A) Hintergrund zum Thema Synthese-Teststand:

Seit dem Frühjahr 2016 finden im Synthese-Teststand von RWE in Niederaußem Benchmark-Versuche mit künstlich zusammengemischtem Synthesegas aus Gasflaschen statt. Dieser Teststand bildet die künftigen großtechnischen Synthesen im Labormaßstab ab. Seit 2013 befindet er sich in einem 40-Fuß-Standardcontainer am Kraftwerk Niederaußem.

In Zukunft soll er die Anlagen der Projektpartner ergänzen, die aus Wirbelschichtvergasern und einer Gasaufbereitung bestehen. Somit wird die Coal-to-Liquids-Prozesskette vervollständigt, in dem aus Braunkohle erzeugtes Synthesegas im Teststand verarbeitet wird: Das Synthesegas aus Kohlenmonoxid und Wasserstoff wird mit Hilfe von Katalysatoren genutzt um bestimmte Produkte zu erhalten. Das Anwendungsspektrum reicht von Vorprodukten für Kunststoffe, Klebstoffe, Farben und Kosmetika bis zu hochwertigen Treibstoffen. Der Bodenschatz Braunkohle kann also Basis für Ausgangsstoffe, die in der (petro-)chemischen Industrie verwendet werden, sein. Dieses enorme Potential der Braunkohle, neben ihrer Funktion als Energieträger, als Kohlenstoffträger in der Chemie, wird durch die Förderung des Bundesministeriums unterstrichen.

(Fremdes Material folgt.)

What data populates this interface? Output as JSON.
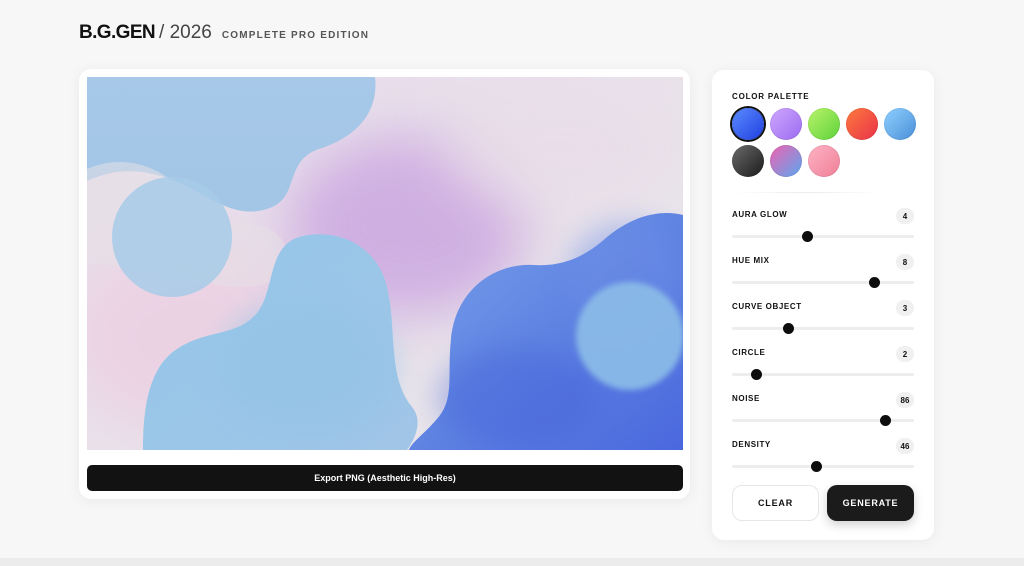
{
  "header": {
    "brand": "B.G.GEN",
    "year": "/ 2026",
    "edition": "COMPLETE PRO EDITION"
  },
  "canvas": {
    "export_label": "Export PNG (Aesthetic High-Res)"
  },
  "panel": {
    "palette_label": "COLOR PALETTE",
    "swatches": [
      {
        "name": "blue",
        "from": "#5b8cff",
        "to": "#1f3fe0",
        "selected": true
      },
      {
        "name": "violet",
        "from": "#cfa7ff",
        "to": "#9b6bf0"
      },
      {
        "name": "lime",
        "from": "#b9f46a",
        "to": "#5fd13b"
      },
      {
        "name": "sunset",
        "from": "#ff7a3d",
        "to": "#e8324a"
      },
      {
        "name": "sky",
        "from": "#8fd0ff",
        "to": "#4a8fd8"
      },
      {
        "name": "graphite",
        "from": "#6b6b6b",
        "to": "#1a1a1a"
      },
      {
        "name": "aurora",
        "from": "#f062b0",
        "to": "#5aa7f0"
      },
      {
        "name": "rose",
        "from": "#ffb3c4",
        "to": "#ef7f98"
      }
    ],
    "sliders": [
      {
        "label": "AURA GLOW",
        "value": "4",
        "fraction": 0.41
      },
      {
        "label": "HUE MIX",
        "value": "8",
        "fraction": 0.78
      },
      {
        "label": "CURVE OBJECT",
        "value": "3",
        "fraction": 0.31
      },
      {
        "label": "CIRCLE",
        "value": "2",
        "fraction": 0.13
      },
      {
        "label": "NOISE",
        "value": "86",
        "fraction": 0.84
      },
      {
        "label": "DENSITY",
        "value": "46",
        "fraction": 0.46
      }
    ],
    "clear_label": "CLEAR",
    "generate_label": "GENERATE"
  }
}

Das Kooperationsprojekt „Fabiene“ läuft bis 2021 und hat ein Gesamtvolumen von knapp zehn Millionen Euro, welche vor allem Forschungseinrichtungen zu Gute kommt. COORETEC ist eine inzwischen dreizehn Jahre bestehende Initiative des Bundesministeriums für Wirtschaft und Energie (BMWi). Die Initiative ist Teil des sechsten Energieforschungsprogramms „Forschung für eine umweltschonende, zuverlässige und bezahlbare Energieversorgung" der Bundesregierung. Die Förderung von Forschung und Entwicklung CO2-emissionsarmer Kraftwerkstechnologien leistet einen wichtigen Beitrag für eine sichere, wirtschaftliche und umweltverträgliche Energieversorgung. Damit unterstützt COORETEC die energie- und klimapolitischen Ziele der Bundesregierung.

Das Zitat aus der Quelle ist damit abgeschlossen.